The translation of Shakespeare’s writing is interpreted in multiple ways. The same play can read differently, and the reader translate how they want. In the first translation I read from the verse library from Villanova was “God give him grace to groan.” (Shakespeare 1007). This first translation as seen as Berowne is saying oh here comes another to professor their forbidden love please God gave some type of grace so that he can moan or groan about it later. I see it as a sympathetic interpretation and a lot different from the other translation of Love Labor’s Lost Shakespeare world’s article.
In Shakespeare’s world translation his quote is stated “God give him grace to groan!”. This interpretation is with an exclamation point at the end of the quote rather than a period. It emphasizes that God please just give him grace don’t let him moan or groan about it just let him get on with the issue and not regret. It has a similar interpretation, but the punctuation is where it changes because it can either mean get on with the issue and almost annoyed how the King has to say his love after Berowne. Or it can me God I swear if you don’t give him grace for being compassionate, I am going to be upset.

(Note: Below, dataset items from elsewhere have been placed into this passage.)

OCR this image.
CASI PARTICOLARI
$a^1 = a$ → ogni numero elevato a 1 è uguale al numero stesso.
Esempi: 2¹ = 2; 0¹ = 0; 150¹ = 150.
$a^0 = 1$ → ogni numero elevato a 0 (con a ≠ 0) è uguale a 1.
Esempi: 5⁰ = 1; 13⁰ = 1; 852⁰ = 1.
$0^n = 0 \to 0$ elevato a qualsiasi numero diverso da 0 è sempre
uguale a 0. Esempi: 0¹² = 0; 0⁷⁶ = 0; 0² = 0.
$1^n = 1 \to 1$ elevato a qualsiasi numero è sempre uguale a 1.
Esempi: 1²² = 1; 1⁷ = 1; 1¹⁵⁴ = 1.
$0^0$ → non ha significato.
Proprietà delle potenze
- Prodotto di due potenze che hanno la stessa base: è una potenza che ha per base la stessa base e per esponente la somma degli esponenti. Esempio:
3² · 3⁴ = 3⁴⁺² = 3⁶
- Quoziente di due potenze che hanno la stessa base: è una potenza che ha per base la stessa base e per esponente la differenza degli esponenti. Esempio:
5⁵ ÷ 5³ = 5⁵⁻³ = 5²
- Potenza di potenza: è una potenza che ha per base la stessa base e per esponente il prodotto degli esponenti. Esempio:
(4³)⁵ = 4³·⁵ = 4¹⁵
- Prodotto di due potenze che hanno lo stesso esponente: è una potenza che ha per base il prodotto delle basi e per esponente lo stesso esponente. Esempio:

The last translation I read was from oxford scholarly edition. The last translation was similar to rest besides the spelling “God giue him grace to grone.” Why is this translation spelled differently? Was it translated during an early time period? This question arises because you read the same text to compare and wonder the difference. The time period where this was read must have been close to Shakespeare’s time where that language stilled existed. It has the same meaning as the first translation, but it still gives us a new way of reading into this translation of Love Labor’s Lost.